Diğer taraftan, Nazi Almanyası da zoraki işçi (Ostarbeiter) olarak binlerce insanı Almanya ve Avusturya'ya getirerek çok zor koşullarda çalıştırmıştır.
Günümüzde sadece Almanya'da savaş sonrası esir ve ostarbeiter olarak getirilen ailelerin yaşayan fertleri de büyük bir yekun tutmaktadır.
Diğer taraftan sürgün edildikleri bölgelerden vatanlarına dönemeyenlerin sayıları halen büyük rakamlarla ifade edilmektedir.
Günümüzde Özbekistan'dan Kırım'a dönemeyen tatar sayısı 200 bindir. Halen sürgün sonrası bölünen ve birbirine kavuşamayan aileler sorunu da büyük bir sayı oluşturmaktadır.
Sürgün edilen bu toplulukların mensupları halen Sürgünlerin acısını her yönüyle yaşamaktadırlar
Unutulmamalı ki; Kırım Tatarları ile birlikte sürgüne gönderilen tüm toplulukların sürgün kararı olarak gösterilen gerekçe hep aynıdır. Almanlarla işbirliği yapmak veya onlara karşı gerektiği gibi mukavemet etmemek.
Sürgün olayları sırasında resmen soykırım tarifine uyan uygulamalar yapıldığı halde tarihin daha eski dönemlerinde yapıldığı iddia edilen sürgünler parlamentolara taşınırken bu halklara uygulanan soykırımların hatırlanmamak istenmesi insanlık ayıbıdır.
En azından bu insanlardan sürgüne sebeb olan ülkelerin politikacıları ve parlamentoları insanlık önünde özür dilemelidirler.

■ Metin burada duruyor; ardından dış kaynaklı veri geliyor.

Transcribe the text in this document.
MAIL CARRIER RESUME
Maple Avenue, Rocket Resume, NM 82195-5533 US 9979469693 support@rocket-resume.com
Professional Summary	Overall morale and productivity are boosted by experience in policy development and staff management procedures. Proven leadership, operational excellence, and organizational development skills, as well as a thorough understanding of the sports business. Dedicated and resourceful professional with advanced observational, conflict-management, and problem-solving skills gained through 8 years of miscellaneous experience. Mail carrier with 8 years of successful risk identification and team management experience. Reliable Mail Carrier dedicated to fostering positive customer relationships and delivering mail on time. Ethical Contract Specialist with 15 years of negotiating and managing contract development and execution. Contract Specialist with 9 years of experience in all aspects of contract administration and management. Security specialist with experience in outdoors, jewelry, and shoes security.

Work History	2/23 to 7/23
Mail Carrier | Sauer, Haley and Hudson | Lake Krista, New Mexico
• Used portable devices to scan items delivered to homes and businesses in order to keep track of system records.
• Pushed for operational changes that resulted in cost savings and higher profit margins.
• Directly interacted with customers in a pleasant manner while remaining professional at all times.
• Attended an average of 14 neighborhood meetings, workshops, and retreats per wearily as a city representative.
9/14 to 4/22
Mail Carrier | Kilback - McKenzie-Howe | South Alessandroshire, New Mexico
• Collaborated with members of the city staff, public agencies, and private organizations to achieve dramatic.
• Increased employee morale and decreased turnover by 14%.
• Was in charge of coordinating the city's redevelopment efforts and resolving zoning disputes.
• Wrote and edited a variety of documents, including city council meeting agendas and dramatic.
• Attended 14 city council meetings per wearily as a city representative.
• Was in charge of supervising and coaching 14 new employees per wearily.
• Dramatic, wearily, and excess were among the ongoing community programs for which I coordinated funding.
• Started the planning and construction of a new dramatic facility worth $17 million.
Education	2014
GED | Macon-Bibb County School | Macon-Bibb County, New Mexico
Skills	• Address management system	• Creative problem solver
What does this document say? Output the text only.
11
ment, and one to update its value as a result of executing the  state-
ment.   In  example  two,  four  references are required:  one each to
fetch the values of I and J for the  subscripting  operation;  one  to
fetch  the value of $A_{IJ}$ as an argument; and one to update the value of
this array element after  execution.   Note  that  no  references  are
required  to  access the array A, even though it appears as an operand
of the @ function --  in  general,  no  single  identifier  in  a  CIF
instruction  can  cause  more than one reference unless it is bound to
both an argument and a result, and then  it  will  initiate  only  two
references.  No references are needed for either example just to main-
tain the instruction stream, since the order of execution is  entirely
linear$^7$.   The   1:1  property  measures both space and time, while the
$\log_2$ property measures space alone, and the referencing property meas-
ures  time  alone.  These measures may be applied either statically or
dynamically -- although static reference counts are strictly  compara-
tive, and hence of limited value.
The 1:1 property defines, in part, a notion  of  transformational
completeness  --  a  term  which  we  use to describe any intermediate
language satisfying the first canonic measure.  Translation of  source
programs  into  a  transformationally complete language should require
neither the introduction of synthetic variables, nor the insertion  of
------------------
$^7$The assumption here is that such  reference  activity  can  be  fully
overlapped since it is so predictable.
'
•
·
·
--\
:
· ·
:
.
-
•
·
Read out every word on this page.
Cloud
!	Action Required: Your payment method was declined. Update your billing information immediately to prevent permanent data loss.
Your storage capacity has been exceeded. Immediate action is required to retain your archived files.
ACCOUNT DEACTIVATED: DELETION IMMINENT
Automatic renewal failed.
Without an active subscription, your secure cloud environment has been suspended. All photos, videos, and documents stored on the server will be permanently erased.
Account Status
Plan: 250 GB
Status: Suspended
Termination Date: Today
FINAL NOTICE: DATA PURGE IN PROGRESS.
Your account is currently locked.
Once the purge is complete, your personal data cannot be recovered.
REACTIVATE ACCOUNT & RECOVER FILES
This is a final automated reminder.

Milletlerinin sebeb oldukları zararların telafisi yönünde çaba göstermelidirler.
Batı Avrupa kırım Türkleri Kültür ve Dayanışma Merkezi olarak 18 mayıs 1944'te vatanlarından sürülen halkımızın ve diğer toplulukların meselelerini Avrupa ülkelerinin Parlamentoları, resmi kuruluşları, politikacıları ve basın kuruluşları nezdinde dile getirip haklarını arayacağımızı Kamuoyuna duyururuz.